Die Förderung der europaweiten Zusammenarbeit in allen Bildungsbereichen ist ein wichtiges Anliegen der Europäischen Union. Das erfolgreiche EU-Programm Erasmus+ für Bildung, Jugend und Sport wird deshalb fortgeführt. Auf dem Weg zu einem gemeinsamen Europäischen Bildungsraum kommt dem Programm eine Schlüsselrolle zu.

Mindfulness im schulischen Kontext – Erfahrungen aus einer Erasmus+ Fortbildung in Lissabon (August, 2026)

Im Rahmen einer Erasmus+ Fortbildung hatten wir die Möglichkeit, in Lissabon an einem englischsprachigen Kurs zum Thema „Mindfulness im schulischen Kontext“ teilzunehmen. Dabei ging es nicht nur darum, die theoretischen Grundlagen von Achtsamkeit kennenzulernen, sondern vor allem darum, praktische Methoden zu erproben, die sich im Schulalltag einsetzen lassen.

Was bedeutet Mindfulness?

Mindfulness – auf Deutsch Achtsamkeit – bezeichnet die bewusste Aufmerksamkeit für den gegenwärtigen Moment. Gedanken, Gefühle und körperliche Empfindungen werden wahrgenommen, ohne sie sofort zu bewerten. Gerade im schulischen Alltag kann diese Haltung dazu beitragen, Stress besser wahrzunehmen und mit herausfordernden Situationen bewusster umzugehen.

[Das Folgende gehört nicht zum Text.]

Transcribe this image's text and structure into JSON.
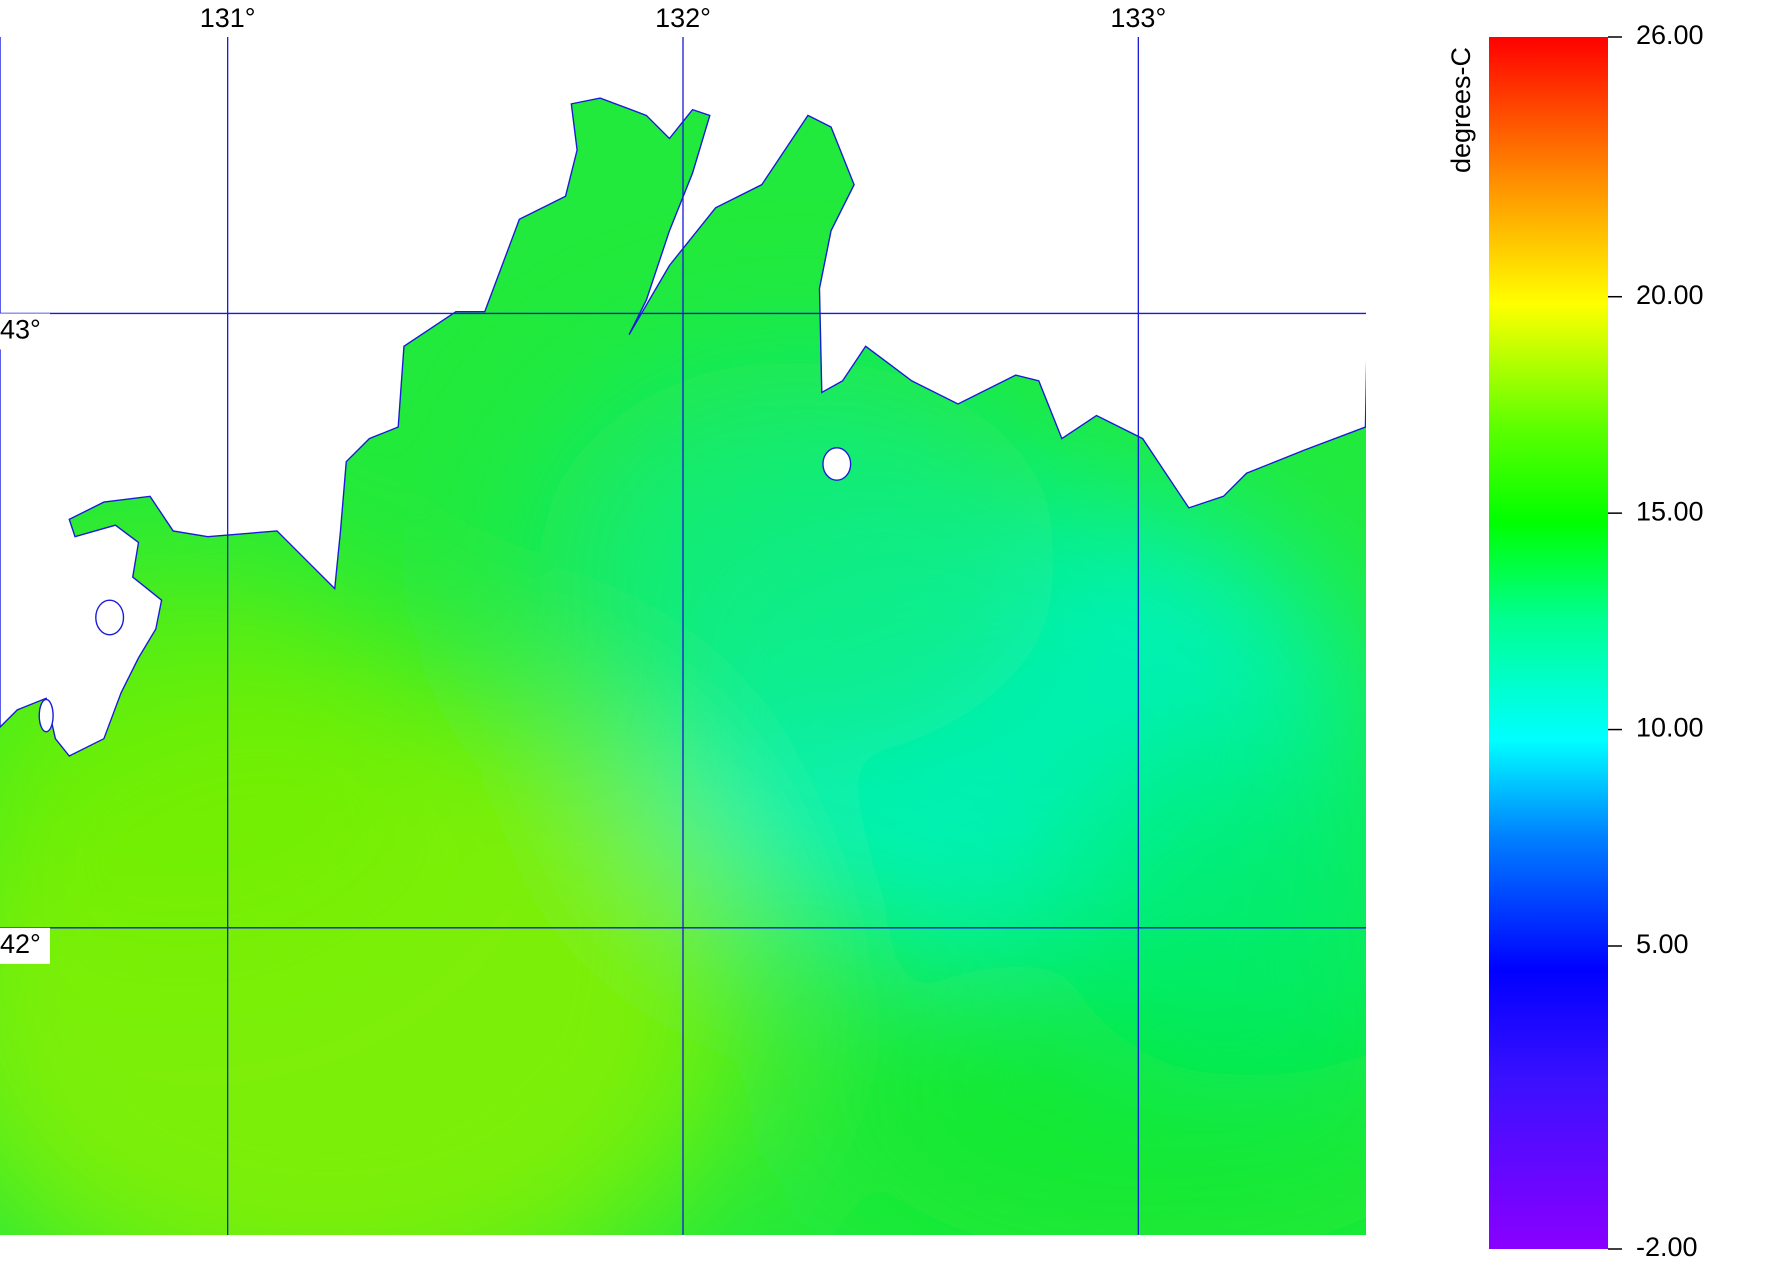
{
  "map": {
    "xlim": [
      130.5,
      133.5
    ],
    "ylim": [
      41.5,
      43.45
    ],
    "lon_ticks": [
      {
        "value": 131,
        "label": "131°"
      },
      {
        "value": 132,
        "label": "132°"
      },
      {
        "value": 133,
        "label": "133°"
      }
    ],
    "lat_ticks": [
      {
        "value": 43,
        "label": "43°"
      },
      {
        "value": 42,
        "label": "42°"
      }
    ]
  },
  "colorbar": {
    "label": "degrees-C",
    "range": [
      -2,
      26
    ],
    "ticks": [
      {
        "value": -2,
        "label": "-2.00"
      },
      {
        "value": 5,
        "label": "5.00"
      },
      {
        "value": 10,
        "label": "10.00"
      },
      {
        "value": 15,
        "label": "15.00"
      },
      {
        "value": 20,
        "label": "20.00"
      },
      {
        "value": 26,
        "label": "26.00"
      }
    ]
  }
}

Während der Fortbildung lernten wir verschiedene Übungen kennen, die sich unkompliziert in den Unterricht oder in den Schulalltag integrieren lassen. Dazu gehörten beispielsweise kurze Atemübungen, bei denen die Aufmerksamkeit bewusst auf den eigenen Atem gelenkt wird, oder kleine Körperwahrnehmungsübungen, bei denen wir uns auf einzelne Körperbereiche konzentrierten. Auch Übungen zur bewussten Wahrnehmung unserer Umgebung und kurze Phasen der stillen Konzentration wurden ausprobiert. Viele dieser Übungen dauerten nur wenige Minuten und zeigten, dass Achtsamkeit keine aufwendige zusätzliche Unterrichtseinheit sein muss.

Ein besonderer Gewinn der Fortbildung war außerdem der internationale Austausch. Gemeinsam mit Teilnehmerinnen aus Italien und Kroatien konnten wir darüber sprechen, welchen Stellenwert Mindfulness an unseren jeweiligen Schulen hat und welche Erfahrungen bereits gesammelt wurden. Dabei wurden unterschiedliche Ansätze und Perspektiven sichtbar, gleichzeitig stellten wir fest, dass viele Herausforderungen im Schulalltag – insbesondere Stress, Leistungsdruck und die Notwendigkeit eines guten sozialen Miteinanders – in den verschiedenen Ländern ähnlich sind.

Unsere Kursleiterin verstand es sehr gut, die Inhalte abwechslungsreich und praxisnah zu vermitteln. Durch unterschiedliche Sequenzen, Partner- und Gruppenübungen sowie gemeinsame Reflexionsphasen blieb der Kurs für alle Teilnehmerinnen interessant und lebendig. Die englische Kurssprache stellte dabei keine Hürde dar, sondern war eine zusätzliche Möglichkeit, sich in einem internationalen Umfeld auszutauschen und neue Erfahrungen zu sammeln.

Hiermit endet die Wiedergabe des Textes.